Café-au-lait skin macules, Cushing syndrome (CS), hyperthyroidism, and liver and cardiac dysfunction are presenting features of neonatal McCune–Albright syndrome (MAS), CS being the rarest endocrine feature. Although spontaneous resolution of hypercortisolism has been reported, outcome is usually unfavorable. While a unified approach to diagnosis, treatment, and follow-up is lacking, herein successful treatment and long-term follow-up of a rare case is presented.

Clinical case

An 11-day-old girl born small for gestational age presented with deterioration of well-being and weight loss.
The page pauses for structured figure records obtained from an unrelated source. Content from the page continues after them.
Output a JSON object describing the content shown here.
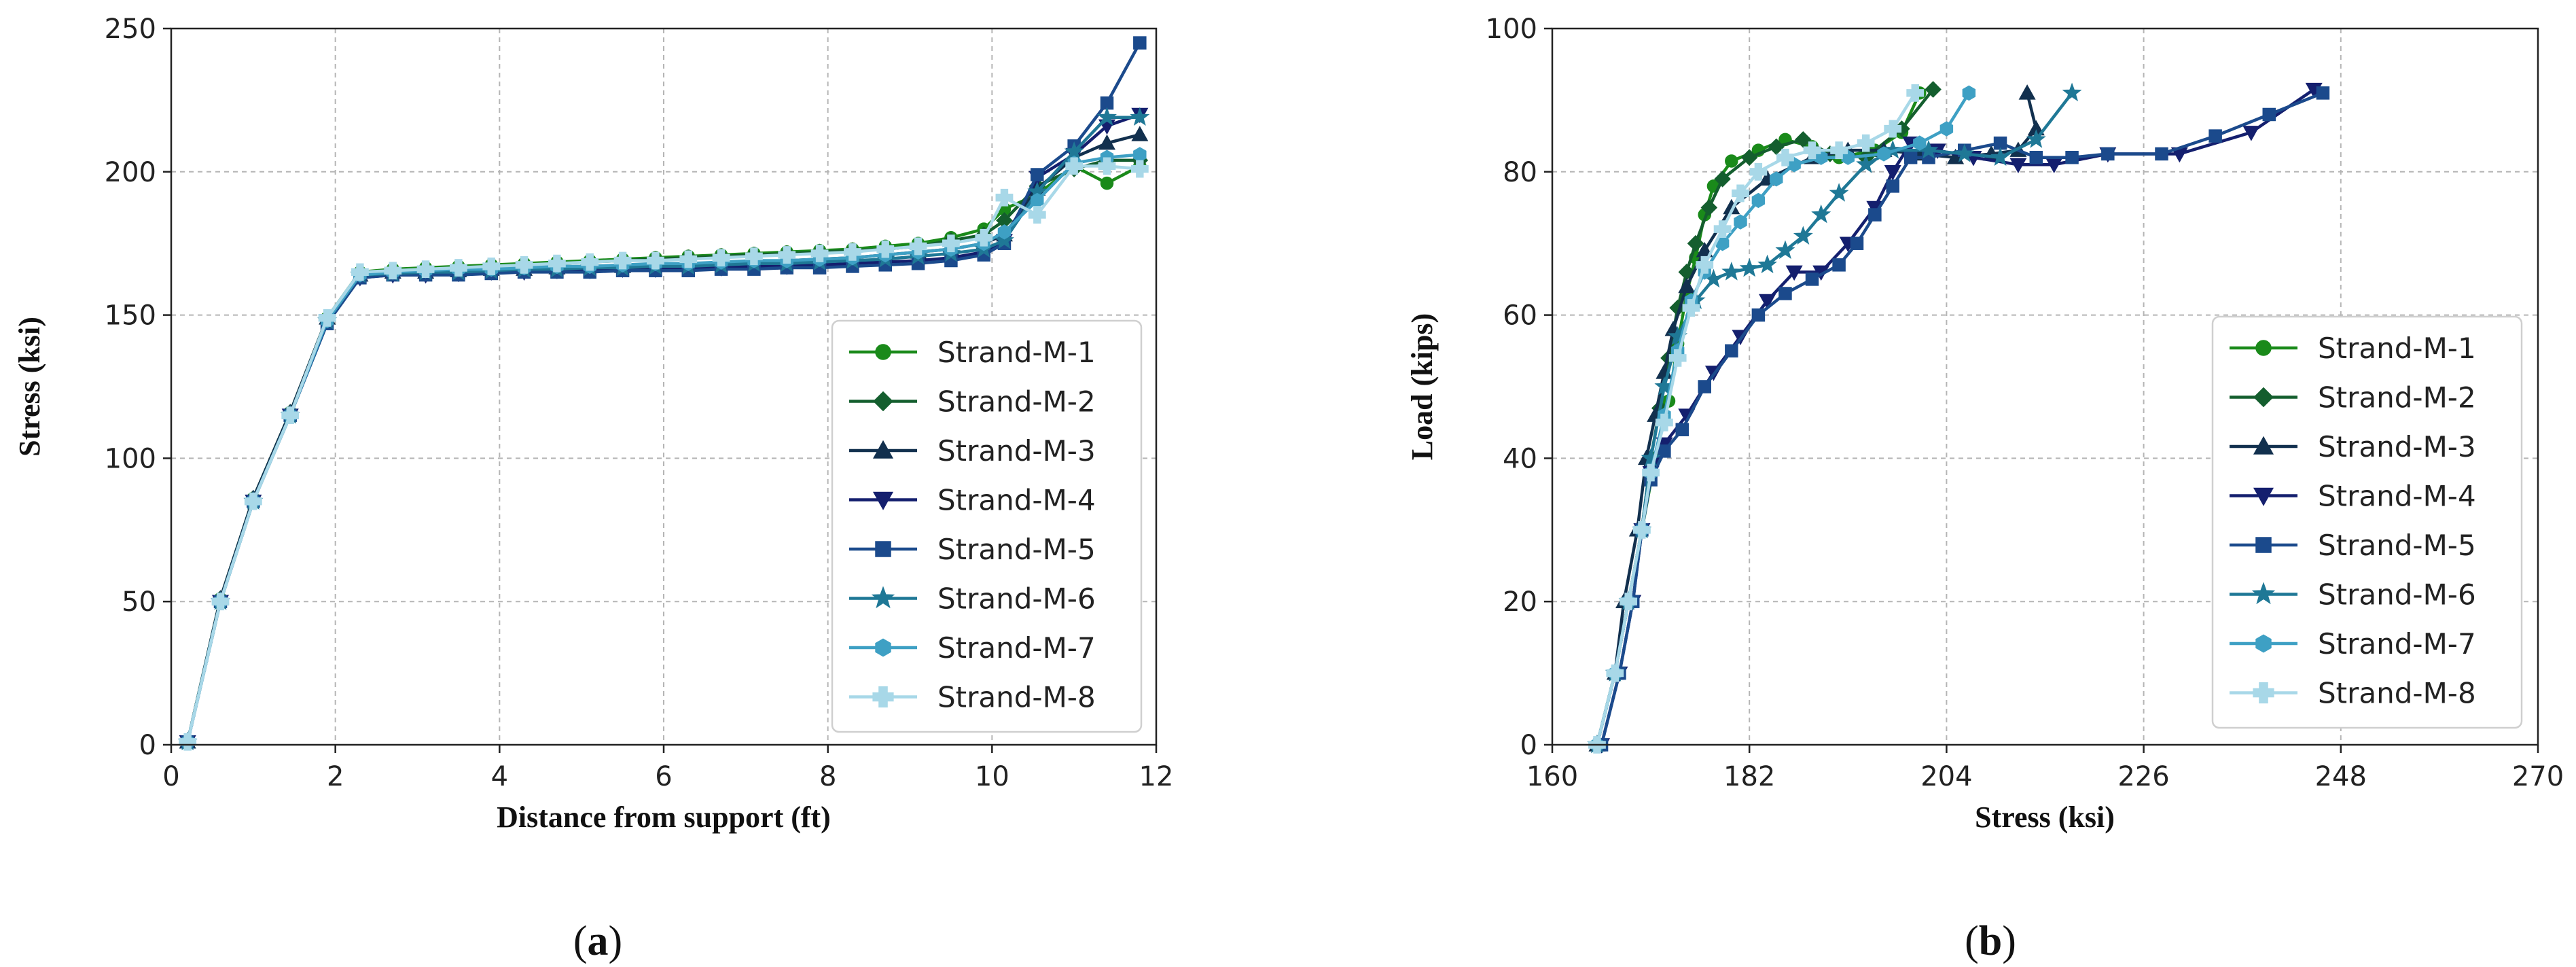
{
  "series_styles": [
    {
      "name": "Strand-M-1",
      "color": "#1a8a1a",
      "marker": "circle"
    },
    {
      "name": "Strand-M-2",
      "color": "#145e2e",
      "marker": "diamond"
    },
    {
      "name": "Strand-M-3",
      "color": "#12304e",
      "marker": "triangle-up"
    },
    {
      "name": "Strand-M-4",
      "color": "#141f6e",
      "marker": "triangle-down"
    },
    {
      "name": "Strand-M-5",
      "color": "#1b4a8c",
      "marker": "square"
    },
    {
      "name": "Strand-M-6",
      "color": "#1f7896",
      "marker": "star"
    },
    {
      "name": "Strand-M-7",
      "color": "#3ea0c4",
      "marker": "hexagon"
    },
    {
      "name": "Strand-M-8",
      "color": "#a8d8e8",
      "marker": "plus"
    }
  ],
  "chart_data": [
    {
      "id": "a",
      "type": "line",
      "panel_label": "a",
      "title": "",
      "xlabel": "Distance from support (ft)",
      "ylabel": "Stress (ksi)",
      "xlim": [
        0,
        12
      ],
      "ylim": [
        0,
        250
      ],
      "xticks": [
        0,
        2,
        4,
        6,
        8,
        10,
        12
      ],
      "yticks": [
        0,
        50,
        100,
        150,
        200,
        250
      ],
      "grid": true,
      "legend_position": "lower-right",
      "series": [
        {
          "name": "Strand-M-1",
          "x": [
            0.2,
            0.6,
            1.0,
            1.45,
            1.9,
            2.3,
            2.7,
            3.1,
            3.5,
            3.9,
            4.3,
            4.7,
            5.1,
            5.5,
            5.9,
            6.3,
            6.7,
            7.1,
            7.5,
            7.9,
            8.3,
            8.7,
            9.1,
            9.5,
            9.9,
            10.15,
            10.55,
            11.0,
            11.4,
            11.8
          ],
          "y": [
            1,
            51,
            86,
            116,
            149,
            165,
            166,
            166.5,
            167,
            167.5,
            168,
            168.5,
            169,
            169.5,
            170,
            170.5,
            171,
            171.5,
            172,
            172.5,
            173,
            174,
            175,
            177,
            180,
            187,
            192,
            202,
            196,
            202
          ]
        },
        {
          "name": "Strand-M-2",
          "x": [
            0.2,
            0.6,
            1.0,
            1.45,
            1.9,
            2.3,
            2.7,
            3.1,
            3.5,
            3.9,
            4.3,
            4.7,
            5.1,
            5.5,
            5.9,
            6.3,
            6.7,
            7.1,
            7.5,
            7.9,
            8.3,
            8.7,
            9.1,
            9.5,
            9.9,
            10.15,
            10.55,
            11.0,
            11.4,
            11.8
          ],
          "y": [
            1,
            51,
            86,
            116,
            149,
            165,
            165.5,
            166,
            166.5,
            167,
            167.5,
            168,
            168.5,
            169,
            169.5,
            170,
            170.5,
            171,
            171.5,
            172,
            172.5,
            173,
            174,
            176,
            178,
            183,
            195,
            201,
            204,
            204
          ]
        },
        {
          "name": "Strand-M-3",
          "x": [
            0.2,
            0.6,
            1.0,
            1.45,
            1.9,
            2.3,
            2.7,
            3.1,
            3.5,
            3.9,
            4.3,
            4.7,
            5.1,
            5.5,
            5.9,
            6.3,
            6.7,
            7.1,
            7.5,
            7.9,
            8.3,
            8.7,
            9.1,
            9.5,
            9.9,
            10.15,
            10.55,
            11.0,
            11.4,
            11.8
          ],
          "y": [
            1,
            51,
            86,
            116,
            149,
            164,
            165,
            165,
            165.5,
            166,
            166,
            166.5,
            167,
            167,
            167.5,
            168,
            168,
            168.5,
            169,
            169.5,
            170,
            171,
            172,
            173,
            175,
            178,
            194,
            205,
            210,
            213
          ]
        },
        {
          "name": "Strand-M-4",
          "x": [
            0.2,
            0.6,
            1.0,
            1.45,
            1.9,
            2.3,
            2.7,
            3.1,
            3.5,
            3.9,
            4.3,
            4.7,
            5.1,
            5.5,
            5.9,
            6.3,
            6.7,
            7.1,
            7.5,
            7.9,
            8.3,
            8.7,
            9.1,
            9.5,
            9.9,
            10.15,
            10.55,
            11.0,
            11.4,
            11.8
          ],
          "y": [
            1,
            50,
            85,
            115,
            148,
            163,
            164,
            164,
            164.5,
            165,
            165,
            165.5,
            165.5,
            166,
            166,
            166.5,
            166.5,
            167,
            167,
            167.5,
            168,
            168.5,
            169,
            170,
            172,
            176,
            198,
            206,
            216,
            220
          ]
        },
        {
          "name": "Strand-M-5",
          "x": [
            0.2,
            0.6,
            1.0,
            1.45,
            1.9,
            2.3,
            2.7,
            3.1,
            3.5,
            3.9,
            4.3,
            4.7,
            5.1,
            5.5,
            5.9,
            6.3,
            6.7,
            7.1,
            7.5,
            7.9,
            8.3,
            8.7,
            9.1,
            9.5,
            9.9,
            10.15,
            10.55,
            11.0,
            11.4,
            11.8
          ],
          "y": [
            1,
            50,
            85,
            115,
            147,
            163,
            164,
            164,
            164,
            164.5,
            165,
            165,
            165,
            165.5,
            165.5,
            165.5,
            166,
            166,
            166.5,
            166.5,
            167,
            167.5,
            168,
            169,
            171,
            175,
            199,
            209,
            224,
            245
          ]
        },
        {
          "name": "Strand-M-6",
          "x": [
            0.2,
            0.6,
            1.0,
            1.45,
            1.9,
            2.3,
            2.7,
            3.1,
            3.5,
            3.9,
            4.3,
            4.7,
            5.1,
            5.5,
            5.9,
            6.3,
            6.7,
            7.1,
            7.5,
            7.9,
            8.3,
            8.7,
            9.1,
            9.5,
            9.9,
            10.15,
            10.55,
            11.0,
            11.4,
            11.8
          ],
          "y": [
            1,
            50,
            85,
            115,
            148,
            164,
            164.5,
            165,
            165,
            165.5,
            166,
            166,
            166.5,
            166.5,
            167,
            167,
            167.5,
            168,
            168,
            168.5,
            169,
            169.5,
            170.5,
            171.5,
            173,
            176,
            193,
            207,
            219,
            219
          ]
        },
        {
          "name": "Strand-M-7",
          "x": [
            0.2,
            0.6,
            1.0,
            1.45,
            1.9,
            2.3,
            2.7,
            3.1,
            3.5,
            3.9,
            4.3,
            4.7,
            5.1,
            5.5,
            5.9,
            6.3,
            6.7,
            7.1,
            7.5,
            7.9,
            8.3,
            8.7,
            9.1,
            9.5,
            9.9,
            10.15,
            10.55,
            11.0,
            11.4,
            11.8
          ],
          "y": [
            1,
            50,
            85,
            115,
            148,
            164,
            165,
            165.5,
            166,
            166,
            166.5,
            167,
            167,
            167.5,
            168,
            168,
            168.5,
            169,
            169,
            169.5,
            170,
            171,
            172,
            173,
            175,
            179,
            190,
            203,
            205,
            206
          ]
        },
        {
          "name": "Strand-M-8",
          "x": [
            0.2,
            0.6,
            1.0,
            1.45,
            1.9,
            2.3,
            2.7,
            3.1,
            3.5,
            3.9,
            4.3,
            4.7,
            5.1,
            5.5,
            5.9,
            6.3,
            6.7,
            7.1,
            7.5,
            7.9,
            8.3,
            8.7,
            9.1,
            9.5,
            9.9,
            10.15,
            10.55,
            11.0,
            11.4,
            11.8
          ],
          "y": [
            1,
            50,
            85,
            115,
            149,
            165,
            165.5,
            166,
            166.5,
            167,
            167.5,
            168,
            168.5,
            169,
            169,
            169.5,
            170,
            170.5,
            171,
            171.5,
            172,
            173,
            174,
            175,
            177,
            191,
            185,
            202,
            202,
            201
          ]
        }
      ]
    },
    {
      "id": "b",
      "type": "line",
      "panel_label": "b",
      "title": "",
      "xlabel": "Stress (ksi)",
      "ylabel": "Load (kips)",
      "xlim": [
        160,
        270
      ],
      "ylim": [
        0,
        100
      ],
      "xticks": [
        160,
        182,
        204,
        226,
        248,
        270
      ],
      "yticks": [
        0,
        20,
        40,
        60,
        80,
        100
      ],
      "grid": true,
      "legend_position": "lower-right",
      "series": [
        {
          "name": "Strand-M-1",
          "x": [
            165,
            167,
            168.5,
            170,
            171.5,
            173,
            174,
            175,
            176,
            177,
            178,
            180,
            183,
            186,
            189,
            192,
            196,
            199,
            201
          ],
          "y": [
            0,
            10,
            20,
            30,
            40,
            48,
            56,
            63,
            68,
            74,
            78,
            81.5,
            83,
            84.5,
            83.5,
            82,
            83,
            85.5,
            91
          ]
        },
        {
          "name": "Strand-M-2",
          "x": [
            165,
            167,
            168.5,
            170,
            171,
            172,
            173,
            174,
            175,
            176,
            177.5,
            179,
            182,
            185,
            188,
            191,
            195,
            199,
            202.5
          ],
          "y": [
            0,
            10,
            20,
            30,
            40,
            47,
            54,
            61,
            66,
            70,
            75,
            79,
            82,
            83.5,
            84.5,
            82.5,
            82,
            86,
            91.5
          ]
        },
        {
          "name": "Strand-M-3",
          "x": [
            165,
            167,
            168,
            169.5,
            170.5,
            171.5,
            172.5,
            173.5,
            175,
            177,
            180,
            184,
            189,
            193,
            197,
            201,
            205,
            209,
            212,
            214,
            213
          ],
          "y": [
            0,
            10,
            20,
            30,
            40,
            46,
            52,
            58,
            64,
            69,
            75,
            79,
            82,
            83,
            83,
            82.5,
            82,
            82.5,
            83,
            86,
            91
          ]
        },
        {
          "name": "Strand-M-4",
          "x": [
            165.5,
            167.5,
            169,
            170,
            171,
            172.5,
            175,
            178,
            181,
            184,
            187,
            190,
            193,
            196,
            198,
            200,
            203,
            207,
            212,
            216,
            222,
            230,
            238,
            245
          ],
          "y": [
            0,
            10,
            20,
            30,
            38,
            42,
            46,
            52,
            57,
            62,
            66,
            66,
            70,
            75,
            80,
            84,
            83,
            82,
            81,
            81,
            82.5,
            82.5,
            85.5,
            91.5
          ]
        },
        {
          "name": "Strand-M-5",
          "x": [
            165.5,
            167.5,
            169,
            170,
            171,
            172.5,
            174.5,
            177,
            180,
            183,
            186,
            189,
            192,
            194,
            196,
            198,
            200,
            202,
            206,
            210,
            214,
            218,
            222,
            228,
            234,
            240,
            246
          ],
          "y": [
            0,
            10,
            20,
            30,
            37,
            41,
            44,
            50,
            55,
            60,
            63,
            65,
            67,
            70,
            74,
            78,
            82,
            82,
            83,
            84,
            82,
            82,
            82.5,
            82.5,
            85,
            88,
            91
          ]
        },
        {
          "name": "Strand-M-6",
          "x": [
            165,
            167,
            168.5,
            170,
            171,
            172.5,
            174,
            176,
            178,
            180,
            182,
            184,
            186,
            188,
            190,
            192,
            195,
            198,
            202,
            206,
            210,
            214,
            218
          ],
          "y": [
            0,
            10,
            20,
            30,
            40,
            50,
            57,
            62,
            65,
            66,
            66.5,
            67,
            69,
            71,
            74,
            77,
            81,
            83,
            83,
            82.5,
            82,
            84.5,
            91
          ]
        },
        {
          "name": "Strand-M-7",
          "x": [
            165,
            167,
            168.5,
            170,
            171,
            172.5,
            174,
            175.5,
            177,
            179,
            181,
            183,
            185,
            187,
            190,
            193,
            197,
            201,
            204,
            206.5
          ],
          "y": [
            0,
            10,
            20,
            30,
            38,
            46,
            55,
            62,
            66,
            70,
            73,
            76,
            79,
            81,
            82,
            82,
            82.5,
            84,
            86,
            91
          ]
        },
        {
          "name": "Strand-M-8",
          "x": [
            165,
            167,
            168.5,
            170,
            171,
            172.5,
            174,
            175.5,
            177,
            179,
            181,
            183,
            186,
            189,
            192,
            195,
            198,
            200.5
          ],
          "y": [
            0,
            10,
            20,
            30,
            38,
            45,
            54,
            61,
            67,
            72,
            77,
            80,
            82,
            83,
            83,
            84,
            86,
            91
          ]
        }
      ]
    }
  ]
}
Large hyperpigmented macules on the trunk, hypertension, hyponatremia, hyperglycemia, and elevated liver enzymes were noted. ACTH-independent CS due to MAS was diagnosed. Although metyrapone (300 mg/m2/day) was started on the 25th day, complete remission could not be achieved despite increasing the dose up to 1,850 mg/m2/day. At 9 months, right total and left three-quarters adrenalectomy was performed. Cortisol decreased substantially, ACTH remained suppressed, rapid tapering of hydrocortisone to physiological dose was not tolerated, and supraphysiological doses were required for 2 months. GNAS analysis from the adrenal tissue showed a pathogenic heterozygous mutation. During 34 months of follow-up, in addition to CS due to MAS, fibrous dysplasia, hypophosphatemic rickets, and peripheral precocious puberty were detected. She is still regularly screened for other endocrinopathies.

Conclusion

Neonatal CS due to MAS is extremely rare. Although there is no specific guideline for diagnosis, treatment, or follow-up, addressing side effects and identifying treatment outcomes will improve quality of life and survival.